= Mummerset =

Stereotypical West Country English accent

Mummerset is a fictional English dialect supposedly spoken in a rustic English county of the same name. Mummerset is used by actors to represent a stereotypical English West Country accent while not specifically referencing any particular county.

The name is a portmanteau of mummer (an archaic term for a folk actor) and Somerset, a largely rural county.

Mummerset draws on a mixture of characteristics of real dialects from the West Country, such as rhoticism, forward-shifted diphthongs, lengthened vowels, and the voicing of word-initial consonants that are voiceless in other English dialects. Word-initial "S" is replaced with "Z"; "F" is replaced with "V". It also uses perceived dialect grammar, replacing instances of "am", "are" and "is" with "be". The sentence "I haven't seen him, that farmer, since Friday" could be parsed in Mummerset as "Oi ain't zeen 'im that be varmer zince Vroiday".
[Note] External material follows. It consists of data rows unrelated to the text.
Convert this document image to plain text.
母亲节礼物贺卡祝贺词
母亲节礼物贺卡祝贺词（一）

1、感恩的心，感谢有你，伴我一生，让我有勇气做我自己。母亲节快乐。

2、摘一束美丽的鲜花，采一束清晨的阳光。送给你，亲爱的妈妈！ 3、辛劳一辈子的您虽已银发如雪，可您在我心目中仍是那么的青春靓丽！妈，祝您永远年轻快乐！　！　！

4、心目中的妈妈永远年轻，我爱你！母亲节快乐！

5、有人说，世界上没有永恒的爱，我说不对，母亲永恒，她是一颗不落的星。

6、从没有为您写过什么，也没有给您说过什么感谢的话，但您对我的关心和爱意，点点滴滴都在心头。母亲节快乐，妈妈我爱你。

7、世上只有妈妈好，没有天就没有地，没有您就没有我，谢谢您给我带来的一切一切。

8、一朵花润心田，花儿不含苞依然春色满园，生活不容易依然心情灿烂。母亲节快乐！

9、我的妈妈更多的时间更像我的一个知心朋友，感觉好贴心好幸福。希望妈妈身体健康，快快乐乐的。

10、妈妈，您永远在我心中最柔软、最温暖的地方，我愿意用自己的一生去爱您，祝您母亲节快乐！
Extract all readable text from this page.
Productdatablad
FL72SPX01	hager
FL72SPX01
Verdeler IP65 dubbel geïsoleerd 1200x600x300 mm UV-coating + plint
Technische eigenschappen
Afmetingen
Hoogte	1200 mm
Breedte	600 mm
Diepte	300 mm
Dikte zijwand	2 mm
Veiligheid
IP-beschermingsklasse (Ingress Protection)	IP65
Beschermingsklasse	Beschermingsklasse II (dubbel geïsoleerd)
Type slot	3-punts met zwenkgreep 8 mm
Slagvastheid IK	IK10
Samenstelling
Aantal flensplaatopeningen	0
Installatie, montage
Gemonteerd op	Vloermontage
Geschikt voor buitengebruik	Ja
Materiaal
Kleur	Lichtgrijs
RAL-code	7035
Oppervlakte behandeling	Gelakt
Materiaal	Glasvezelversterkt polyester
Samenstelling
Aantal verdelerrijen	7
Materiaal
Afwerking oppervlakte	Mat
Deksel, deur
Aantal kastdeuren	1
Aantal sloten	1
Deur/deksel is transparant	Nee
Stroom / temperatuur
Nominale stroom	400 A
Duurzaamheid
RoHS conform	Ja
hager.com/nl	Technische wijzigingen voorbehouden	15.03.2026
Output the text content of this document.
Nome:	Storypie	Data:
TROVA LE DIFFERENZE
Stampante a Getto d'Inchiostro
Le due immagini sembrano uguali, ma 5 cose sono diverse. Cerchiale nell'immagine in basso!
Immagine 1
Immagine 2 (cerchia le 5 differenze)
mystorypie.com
Some speakers of East Anglian English have objected to media portrayals of characters from that area speaking in "a strange kind of stage Mummerset", as in the TV adaptation of P.D. James' Adam Dalgliesh novel Devices and Desires.

==In literature==
A speech from Edgar in Shakespeare's King Lear, before his fight with Oswald in Act IV, scene 6, has been described as an example of mummerset:

Good gentleman, go your gait, and let poor volk pass. An ’chud ha’ bin
zwagger’d out of my life, ’t would not ha’bin zo long as ’tis by a vortnight. Nay, come not
near th’ old man; keep out, ’che vor ye, or Ise try whether your costard or my
ballow be the harder. ’Chill be plain with you.